Brahms had other reasons for procrastinating. When urged by Schumann and others to make the attempt, he insisted: “I shall never write a symphony. You have no idea how the likes of us feel, when we hear the tramp of a giant like him behind us.” The “giant” was Beethoven, whom even Haydn regarded as “that Great Mogul.”
After hearing a performance of Beethoven's Ninth Symphony, Brahms set out in earnest to write his First, finishing it, after a few false starts, in 1876. The first performance took place in Karlsruhe on November 4, 1876.
Conductor Hans von Bülow immediately pronounced the work “Beethoven's Tenth.” Indeed, there is some similarity between the theme of Brahms' last movement and the finale of Beethoven's Ninth. When someone pointed this out to Brahms, he replied: “Any ass can see that.”
It was also von Bülow who made the familiar coupling of the three “B's,” when he said: “I believe it is not without the intelligence of chance that Bach, Beethoven and Brahms are in alliteration.”
These kinds of remarks served only to embarrass Brahms and inflame his critics. Hugo Wolf reported: “The art of composing without ideas has decidedly found in Brahms one of its worthiest representatives…. He understands the trick of making something out of nothing.”
But it was the influential critic Eduard Hanslick who insured the First Symphony's success. After the Viennese performance, he wrote: “The new symphony displays an energy of will, a logic of musical thought, a greatness of structural power and a mastery of technique such as is possessed by no other living composer.”

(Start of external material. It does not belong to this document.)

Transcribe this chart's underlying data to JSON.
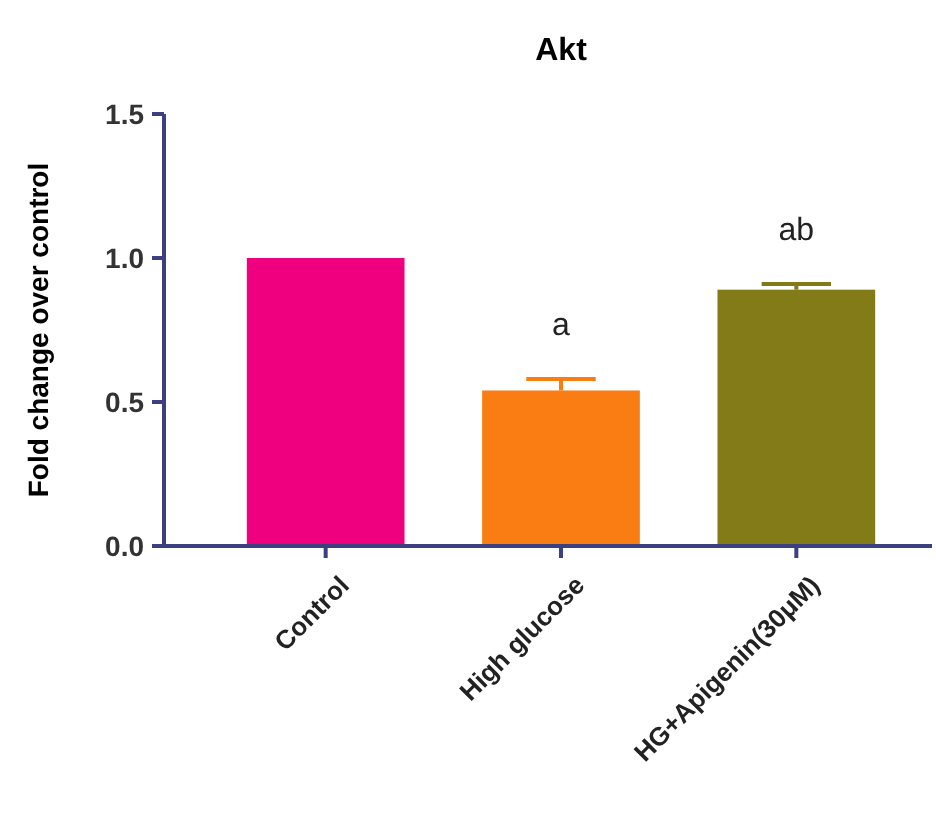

“The gloomy, painfully struggling first movement,” writes biographer Karl Geiringer, “is dominated by a sort of musical motto, which plays an important part in the Introduction, supplies the counterpoint to the main subject, and is the leading feature in the second subject and the development…. The two middle movements, however, are lighter and shorter…(providing) the indispensable moments of relief in the dramatic action of the whole composition. For not only the first movement, but the beginning of the Finale, conjures up a vision of a gloomy Inferno. Everything in this last movement seems to be hastening towards a catastrophe, until suddenly a horn solo sounds a message of salvation. Then the broadly flowing, hymn-like Allegro proclaims its triumph over all fear and pain.”